“温可,吐出来!”他摩擦着她的唇角,温可感觉自己的一层皮都快被他剥了。
“顾夜晟,吐不出来。”温可倔强的甩开他的手。
如果真是那么珍贵的东西,就该贴个便签让人知道。还是顾夜晟觉得,她不配碰他的东西?
甚至一块巧克力糖也不容许。
“温可,你这个蠢女人,你信不信我破开你肚子。”他怒不可遏。
“你,”温可忍泪。
就因为一块糖,把他激怒的想要杀了她。温可觉得自己低贱极了。
“顾夜晟,巧克力糖拿东西放在冰箱里,我没有想到它们对你而言如此特殊。我道歉。我不是故意的。”
可是温可诚心道歉的话让顾夜晟更加暴怒。
她还他,她拿什么还?那些东西,他已经放了三年,整整三年!
“你是什么东西,你说你能还就可以还得了吗!”顾夜晟勾起冷漠的唇角,冷酷无情在他嘴角蔓延。
嘲讽声音在寂静的客厅里响起,让温可如被人吊起来放在火中烧,浑身难受,嗓子被烟雾呛得难开口,眼睛更是难受的酸疼。
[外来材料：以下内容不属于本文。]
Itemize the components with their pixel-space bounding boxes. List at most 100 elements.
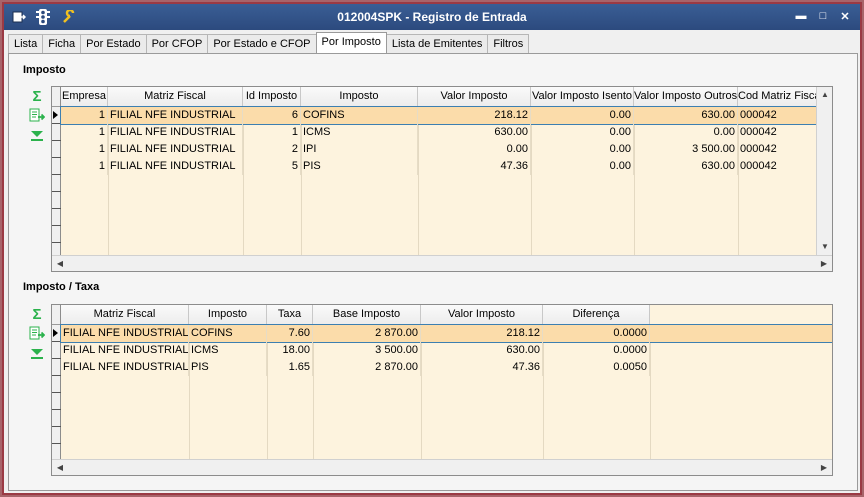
- cell-empresa[interactable]: 1: [61, 107, 108, 124]
- column-header-cod-matriz-fiscal[interactable]: Cod Matriz Fiscal: [738, 87, 822, 107]
- cell-imposto[interactable]: COFINS: [189, 325, 267, 342]
- close-button[interactable]: ✕: [834, 7, 856, 25]
- table-row[interactable]: 1 FILIAL NFE INDUSTRIAL 1 ICMS 630.00 0.…: [61, 124, 818, 141]
- column-header-valor-imposto[interactable]: Valor Imposto: [421, 305, 543, 325]
- cell-matriz-fiscal[interactable]: FILIAL NFE INDUSTRIAL: [61, 325, 189, 342]
- column-header-matriz-fiscal[interactable]: Matriz Fiscal: [108, 87, 243, 107]
- column-header-imposto[interactable]: Imposto: [301, 87, 418, 107]
- cell-valor-imposto-isento[interactable]: 0.00: [531, 158, 634, 175]
- imposto-vertical-scrollbar[interactable]: ▲ ▼: [816, 87, 832, 255]
- column-header-valor-imposto-outros[interactable]: Valor Imposto Outros: [634, 87, 738, 107]
- cell-valor-imposto-isento[interactable]: 0.00: [531, 141, 634, 158]
- column-header-valor-imposto[interactable]: Valor Imposto: [418, 87, 531, 107]
- imposto-taxa-grid: Matriz Fiscal Imposto Taxa Base Imposto …: [51, 304, 833, 476]
- cell-matriz-fiscal[interactable]: FILIAL NFE INDUSTRIAL: [61, 342, 189, 359]
- tab-por-estado-e-cfop[interactable]: Por Estado e CFOP: [207, 34, 317, 53]
- cell-imposto[interactable]: IPI: [301, 141, 418, 158]
- cell-valor-imposto[interactable]: 630.00: [421, 342, 543, 359]
- expand-down-icon[interactable]: [29, 128, 45, 144]
- cell-imposto[interactable]: ICMS: [189, 342, 267, 359]
- scroll-down-icon[interactable]: ▼: [817, 239, 832, 255]
- cell-diferenca[interactable]: 0.0000: [543, 325, 650, 342]
- cell-valor-imposto-outros[interactable]: 630.00: [634, 158, 738, 175]
- column-header-matriz-fiscal[interactable]: Matriz Fiscal: [61, 305, 189, 325]
- sum-icon[interactable]: Σ: [29, 88, 45, 105]
- column-header-taxa[interactable]: Taxa: [267, 305, 313, 325]
- cell-matriz-fiscal[interactable]: FILIAL NFE INDUSTRIAL: [108, 107, 243, 124]
- table-row[interactable]: FILIAL NFE INDUSTRIAL COFINS 7.60 2 870.…: [60, 324, 832, 343]
- cell-valor-imposto-outros[interactable]: 0.00: [634, 124, 738, 141]
- cell-empresa[interactable]: 1: [61, 141, 108, 158]
- table-row[interactable]: 1 FILIAL NFE INDUSTRIAL 2 IPI 0.00 0.00 …: [61, 141, 818, 158]
- export-icon[interactable]: [29, 108, 45, 124]
- cell-taxa[interactable]: 18.00: [267, 342, 313, 359]
- scroll-up-icon[interactable]: ▲: [817, 87, 832, 103]
- cell-valor-imposto[interactable]: 0.00: [418, 141, 531, 158]
- tab-por-cfop[interactable]: Por CFOP: [145, 34, 209, 53]
- cell-matriz-fiscal[interactable]: FILIAL NFE INDUSTRIAL: [108, 141, 243, 158]
- column-header-base-imposto[interactable]: Base Imposto: [313, 305, 421, 325]
- minimize-button[interactable]: ▬: [790, 7, 812, 25]
- cell-imposto[interactable]: COFINS: [301, 107, 418, 124]
- expand-down-icon[interactable]: [29, 346, 45, 362]
- cell-cod-matriz-fiscal[interactable]: 000042: [738, 107, 818, 124]
- imposto-taxa-horizontal-scrollbar[interactable]: ◀ ▶: [52, 459, 832, 475]
- cell-valor-imposto[interactable]: 47.36: [418, 158, 531, 175]
- cell-valor-imposto[interactable]: 47.36: [421, 359, 543, 376]
- cell-valor-imposto[interactable]: 218.12: [421, 325, 543, 342]
- column-header-empresa[interactable]: Empresa: [61, 87, 108, 107]
- tab-lista[interactable]: Lista: [8, 34, 44, 53]
- cell-taxa[interactable]: 1.65: [267, 359, 313, 376]
- cell-imposto[interactable]: PIS: [189, 359, 267, 376]
- cell-diferenca[interactable]: 0.0000: [543, 342, 650, 359]
- cell-cod-matriz-fiscal[interactable]: 000042: [738, 124, 818, 141]
- cell-id-imposto[interactable]: 2: [243, 141, 301, 158]
- table-row[interactable]: 1 FILIAL NFE INDUSTRIAL 5 PIS 47.36 0.00…: [61, 158, 818, 175]
- cell-matriz-fiscal[interactable]: FILIAL NFE INDUSTRIAL: [61, 359, 189, 376]
- export-icon[interactable]: [29, 326, 45, 342]
- tab-por-imposto[interactable]: Por Imposto: [315, 32, 387, 53]
- tab-filtros[interactable]: Filtros: [487, 34, 530, 53]
- cell-cod-matriz-fiscal[interactable]: 000042: [738, 158, 818, 175]
- cell-valor-imposto[interactable]: 630.00: [418, 124, 531, 141]
- cell-imposto[interactable]: ICMS: [301, 124, 418, 141]
- column-header-valor-imposto-isento[interactable]: Valor Imposto Isento: [531, 87, 634, 107]
- column-header-imposto[interactable]: Imposto: [189, 305, 267, 325]
- current-row-arrow-icon: [53, 111, 58, 119]
- cell-base-imposto[interactable]: 2 870.00: [313, 325, 421, 342]
- cell-valor-imposto-isento[interactable]: 0.00: [531, 107, 634, 124]
- scroll-right-icon[interactable]: ▶: [816, 256, 832, 271]
- tab-por-estado[interactable]: Por Estado: [80, 34, 147, 53]
- cell-diferenca[interactable]: 0.0050: [543, 359, 650, 376]
- cell-valor-imposto-outros[interactable]: 3 500.00: [634, 141, 738, 158]
- table-row[interactable]: FILIAL NFE INDUSTRIAL PIS 1.65 2 870.00 …: [61, 359, 832, 376]
- cell-matriz-fiscal[interactable]: FILIAL NFE INDUSTRIAL: [108, 158, 243, 175]
- cell-valor-imposto-outros[interactable]: 630.00: [634, 107, 738, 124]
- imposto-horizontal-scrollbar[interactable]: ◀ ▶: [52, 255, 832, 271]
- cell-empresa[interactable]: 1: [61, 124, 108, 141]
- column-header-diferenca[interactable]: Diferença: [543, 305, 650, 325]
- cell-base-imposto[interactable]: 2 870.00: [313, 359, 421, 376]
- scroll-left-icon[interactable]: ◀: [52, 460, 68, 475]
- cell-valor-imposto[interactable]: 218.12: [418, 107, 531, 124]
- cell-id-imposto[interactable]: 1: [243, 124, 301, 141]
- sum-icon[interactable]: Σ: [29, 306, 45, 323]
- table-row[interactable]: FILIAL NFE INDUSTRIAL ICMS 18.00 3 500.0…: [61, 342, 832, 359]
- cell-imposto[interactable]: PIS: [301, 158, 418, 175]
- cell-base-imposto[interactable]: 3 500.00: [313, 342, 421, 359]
- tab-ficha[interactable]: Ficha: [42, 34, 82, 53]
- cell-id-imposto[interactable]: 5: [243, 158, 301, 175]
- cell-empresa[interactable]: 1: [61, 158, 108, 175]
- tab-lista-de-emitentes[interactable]: Lista de Emitentes: [385, 34, 489, 53]
- cell-cod-matriz-fiscal[interactable]: 000042: [738, 141, 818, 158]
- table-row[interactable]: 1 FILIAL NFE INDUSTRIAL 6 COFINS 218.12 …: [60, 106, 819, 125]
- maximize-button[interactable]: □: [812, 7, 834, 25]
- tab-strip: Lista Ficha Por Estado Por CFOP Por Esta…: [8, 32, 530, 54]
- cell-valor-imposto-isento[interactable]: 0.00: [531, 124, 634, 141]
- cell-id-imposto[interactable]: 6: [243, 107, 301, 124]
- column-header-id-imposto[interactable]: Id Imposto: [243, 87, 301, 107]
- scroll-left-icon[interactable]: ◀: [52, 256, 68, 271]
- cell-matriz-fiscal[interactable]: FILIAL NFE INDUSTRIAL: [108, 124, 243, 141]
- scroll-right-icon[interactable]: ▶: [816, 460, 832, 475]
- cell-taxa[interactable]: 7.60: [267, 325, 313, 342]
浓烈的委屈充斥这胸口,没想到一块巧克力糖也能给自己带着这么大的无妄之灾。
“对不起。”想了许久,温可沙哑的说道。
“一句对不起就能了事,做梦!”他心里闷着一口气。
不知道是一块巧克力糖引起的回忆让他愤怒,还是真的那块糖有那么大的价值,甚至比温可的性命还要重要。
他端起茶几上的水捏着温可的下颚,把水灌进温可的肚子里。温可挣扎,最后弄得她鼻子嘴巴里都是酸柠檬的味道。
如果酸柠檬真的能缓解疲劳,可不可以让她少点痛苦。可是没有,酸柠檬的味道被呛到鼻子里,温可难受的咳了好几声,还是不能缓解。
“顾夜晟,你,你滚开!”温可忍无可忍,推开他。
一动怒,就没有顾忌手上还有伤,推开他的动作太过猛烈,触动手腕上的旧伤口,疼的她脚步一虚,摔倒在地。
他手中的杯子也落地,砸在茶几的一角,支离破碎。
砰地一声,就像是谁的心一样。本就是易碎的东西,哪里经得起刻意的碰撞。
杯子碎片好巧不巧的滚到温可的摔倒的地方,她是双手撑地,温可这下是旧伤没好,又填了新伤。
她的一只手心,满是鲜血。
旧伤加心上,左手的手心,伤痕刺眼,鲜血慢慢蔓延,把它们都掩盖住。大有一种********,可那种锥心的疼,也只有温可一个人知道。
看见满手血的温可,顾夜晟惊诧的一怔。
“顾夜晟,我看那些糖果上的日期都过期了,以为过期你就会丢掉的,所以才敢贪吃了一块。我没想到你会那么看重哪些糖果。我知道错了,我发誓,你的东西,我以后再也不会碰了。”
她用满是血的手背擦了擦眼泪,顿时苍白的小脸上,鼻涕,眼泪,血,特别凄惨。
她觉得自己不是一个喜欢哭的女人,可是遇见顾夜晟这个大恶魔,她怎么总是哭呢?
过期了?顾夜晟皱眉。
呵,三年了,也该过期了。
突然又觉得一切都没意思了,顾夜晟忍不住冷嘲一声。
“起来,自己处理伤口。”顾夜晟冷漠的看着她,似乎刚才那个蛮狠不理的人不是他,而是温可。